From 8b5451f4abaf11b543e7a24c25488598451cc981 Mon Sep 17 00:00:00 2001
From: Paul Gauthier <aider@paulg.org>
Date: Wed, 22 May 2024 20:15:46 -0700
Subject: [PATCH] copy

---
 _posts/2024-05-22-swe-bench-lite.md | 35 +++++++++++++++--------------
 1 file changed, 18 insertions(+), 17 deletions(-)

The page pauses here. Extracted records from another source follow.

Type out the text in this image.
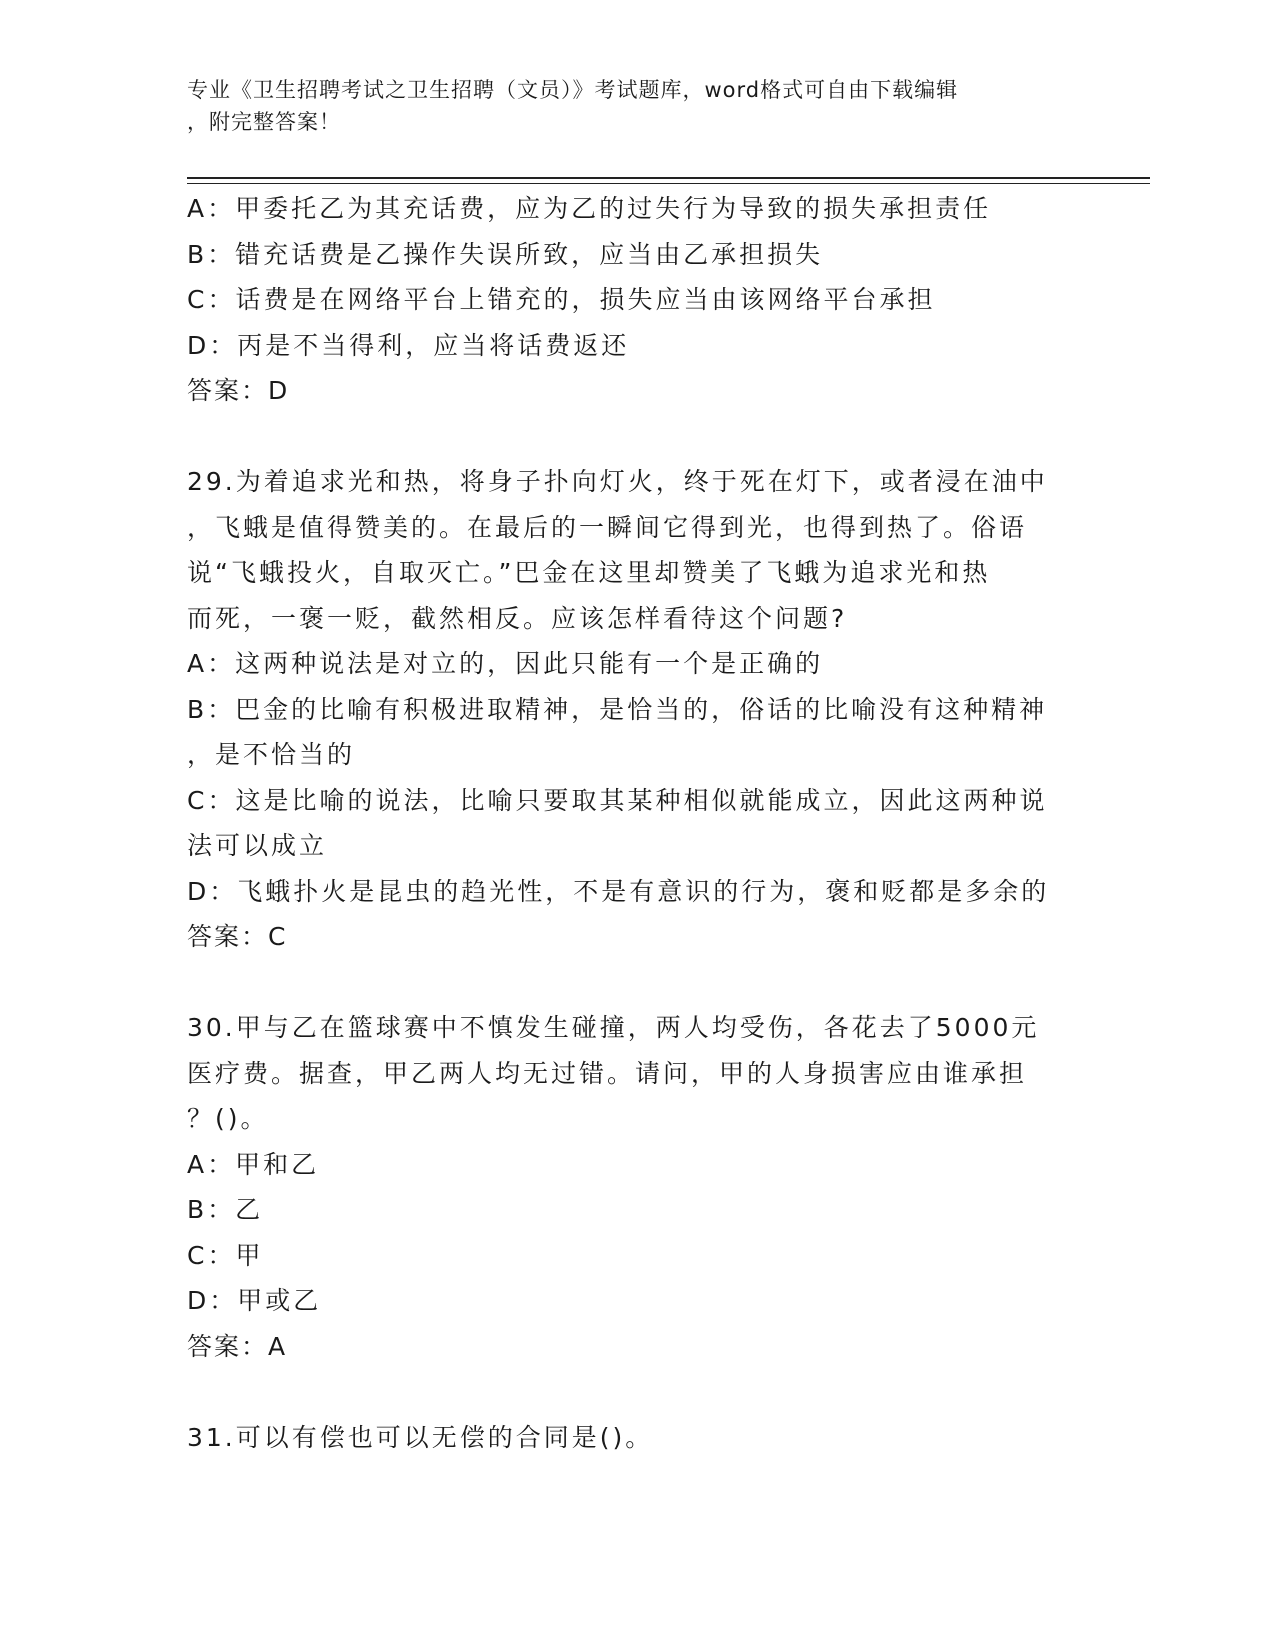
专业《卫生招聘考试之卫生招聘（文员）》考试题库，word格式可自由下载编辑
，附完整答案！
A：甲委托乙为其充话费，应为乙的过失行为导致的损失承担责任
B：错充话费是乙操作失误所致，应当由乙承担损失
C：话费是在网络平台上错充的，损失应当由该网络平台承担
D：丙是不当得利，应当将话费返还
答案：D
29.为着追求光和热，将身子扑向灯火，终于死在灯下，或者浸在油中
，飞蛾是值得赞美的。在最后的一瞬间它得到光，也得到热了。俗语
说“飞蛾投火，自取灭亡。”巴金在这里却赞美了飞蛾为追求光和热
而死，一褒一贬，截然相反。应该怎样看待这个问题?
A：这两种说法是对立的，因此只能有一个是正确的
B：巴金的比喻有积极进取精神，是恰当的，俗话的比喻没有这种精神
，是不恰当的
C：这是比喻的说法，比喻只要取其某种相似就能成立，因此这两种说
法可以成立
D：飞蛾扑火是昆虫的趋光性，不是有意识的行为，褒和贬都是多余的
答案：C
30.甲与乙在篮球赛中不慎发生碰撞，两人均受伤，各花去了5000元
医疗费。据查，甲乙两人均无过错。请问，甲的人身损害应由谁承担
？()。
A：甲和乙
B：乙
C：甲
D：甲或乙
答案：A
31.可以有偿也可以无偿的合同是()。
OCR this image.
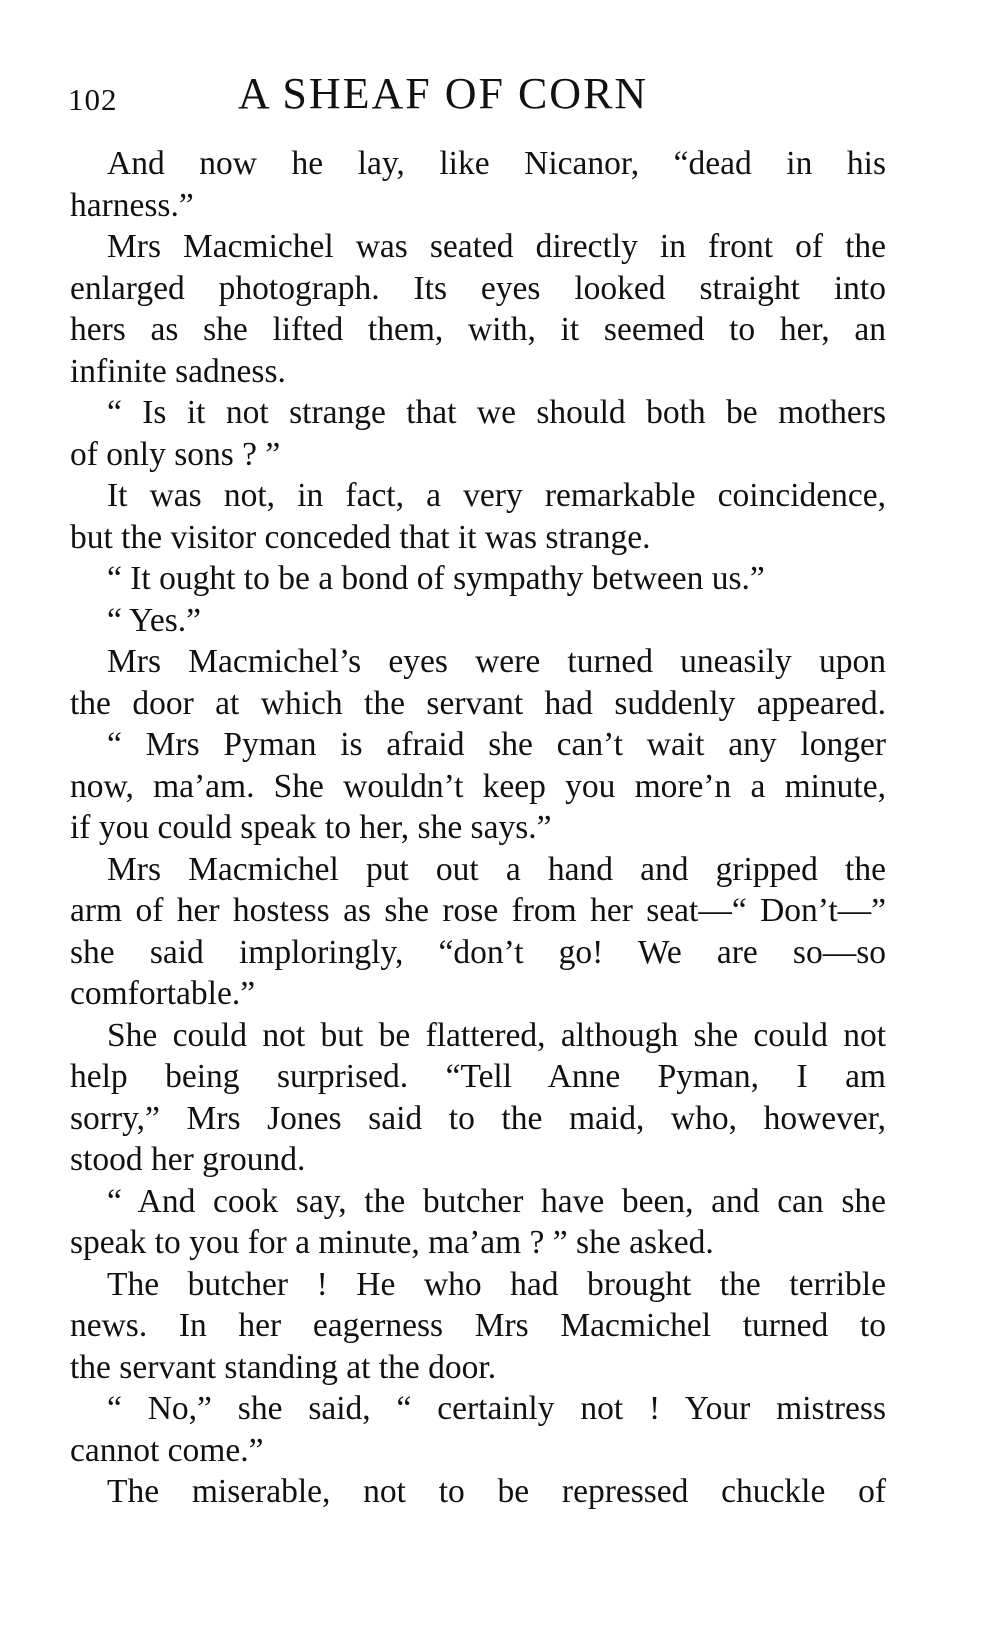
102	A SHEAF OF CORN
And now he lay, like Nicanor, “dead in his
harness.”
Mrs Macmichel was seated directly in front of the
enlarged photograph. Its eyes looked straight into
hers as she lifted them, with, it seemed to her, an
infinite sadness.
“ Is it not strange that we should both be mothers
of only sons ? ”
It was not, in fact, a very remarkable coincidence,
but the visitor conceded that it was strange.
“ It ought to be a bond of sympathy between us.”
“ Yes.”
Mrs Macmichel’s eyes were turned uneasily upon
the door at which the servant had suddenly appeared.
“ Mrs Pyman is afraid she can’t wait any longer
now, ma’am. She wouldn’t keep you more’n a minute,
if you could speak to her, she says.”
Mrs Macmichel put out a hand and gripped the
arm of her hostess as she rose from her seat—“ Don’t—”
she said imploringly, “don’t go! We are so—so
comfortable.”
She could not but be flattered, although she could not
help being surprised. “Tell Anne Pyman, I am
sorry,” Mrs Jones said to the maid, who, however,
stood her ground.
“ And cook say, the butcher have been, and can she
speak to you for a minute, ma’am ? ” she asked.
The butcher ! He who had brought the terrible
news. In her eagerness Mrs Macmichel turned to
the servant standing at the door.
“ No,” she said, “ certainly not ! Your mistress
cannot come.”
The miserable, not to be repressed chuckle of
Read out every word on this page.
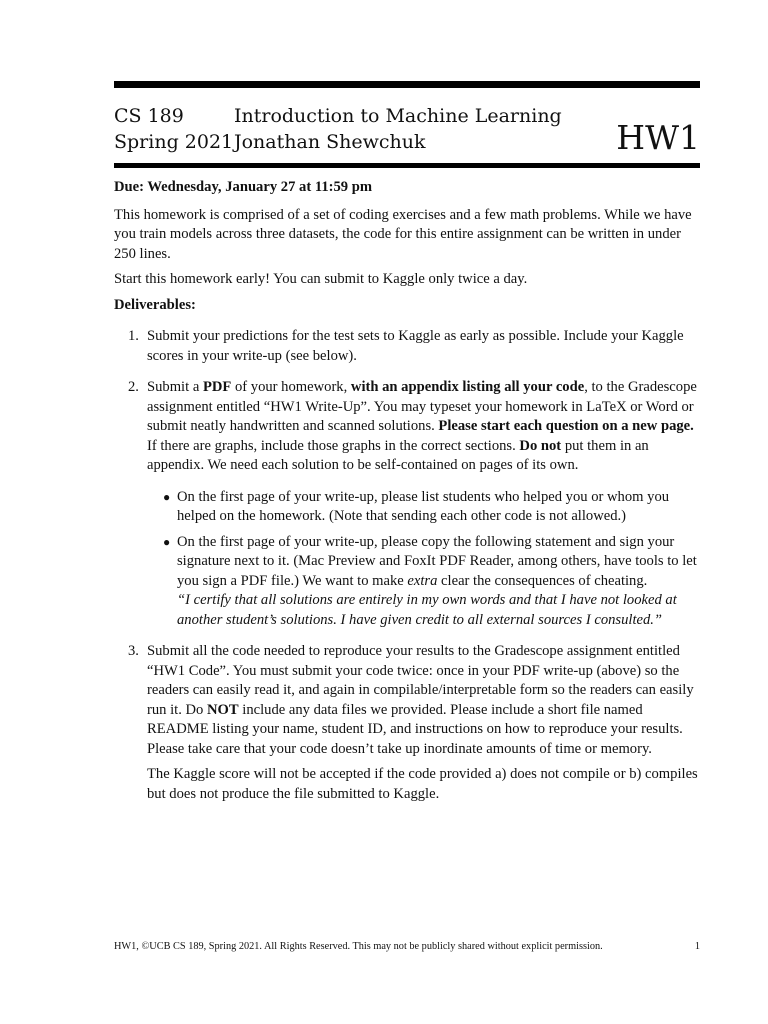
CS 189
Spring 2021
Introduction to Machine Learning
Jonathan Shewchuk	HW1

Due: Wednesday, January 27 at 11:59 pm

This homework is comprised of a set of coding exercises and a few math problems. While we have you train models across three datasets, the code for this entire assignment can be written in under 250 lines.

Start this homework early! You can submit to Kaggle only twice a day.

Deliverables:

1. Submit your predictions for the test sets to Kaggle as early as possible. Include your Kaggle scores in your write-up (see below).
2. Submit a PDF of your homework, with an appendix listing all your code, to the Gradescope assignment entitled “HW1 Write-Up”. You may typeset your homework in LaTeX or Word or submit neatly handwritten and scanned solutions. Please start each question on a new page. If there are graphs, include those graphs in the correct sections. Do not put them in an appendix. We need each solution to be self-contained on pages of its own.
● On the first page of your write-up, please list students who helped you or whom you helped on the homework. (Note that sending each other code is not allowed.)
● On the first page of your write-up, please copy the following statement and sign your signature next to it. (Mac Preview and FoxIt PDF Reader, among others, have tools to let you sign a PDF file.) We want to make extra clear the consequences of cheating.
“I certify that all solutions are entirely in my own words and that I have not looked at another student’s solutions. I have given credit to all external sources I consulted.”
3. Submit all the code needed to reproduce your results to the Gradescope assignment entitled “HW1 Code”. You must submit your code twice: once in your PDF write-up (above) so the readers can easily read it, and again in compilable/interpretable form so the readers can easily run it. Do NOT include any data files we provided. Please include a short file named README listing your name, student ID, and instructions on how to reproduce your results. Please take care that your code doesn’t take up inordinate amounts of time or memory.
The Kaggle score will not be accepted if the code provided a) does not compile or b) compiles but does not produce the file submitted to Kaggle.
HW1, ©UCB CS 189, Spring 2021. All Rights Reserved. This may not be publicly shared without explicit permission.	1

diff --git a/_posts/2024-05-22-swe-bench-lite.md b/_posts/2024-05-22-swe-bench-lite.md
index fd0bf04b3..a69321ee3 100644
--- a/_posts/2024-05-22-swe-bench-lite.md
+++ b/_posts/2024-05-22-swe-bench-lite.md
@@ -63,8 +63,9 @@ SWE Bench problem was correctly resolved.
 
 The benchmarking process was similar to a user employing aider like this:
 
-- Launching aider in their repo with the something like command below, which
-tells aider to say yes to every suggestion and use pytest to run tests.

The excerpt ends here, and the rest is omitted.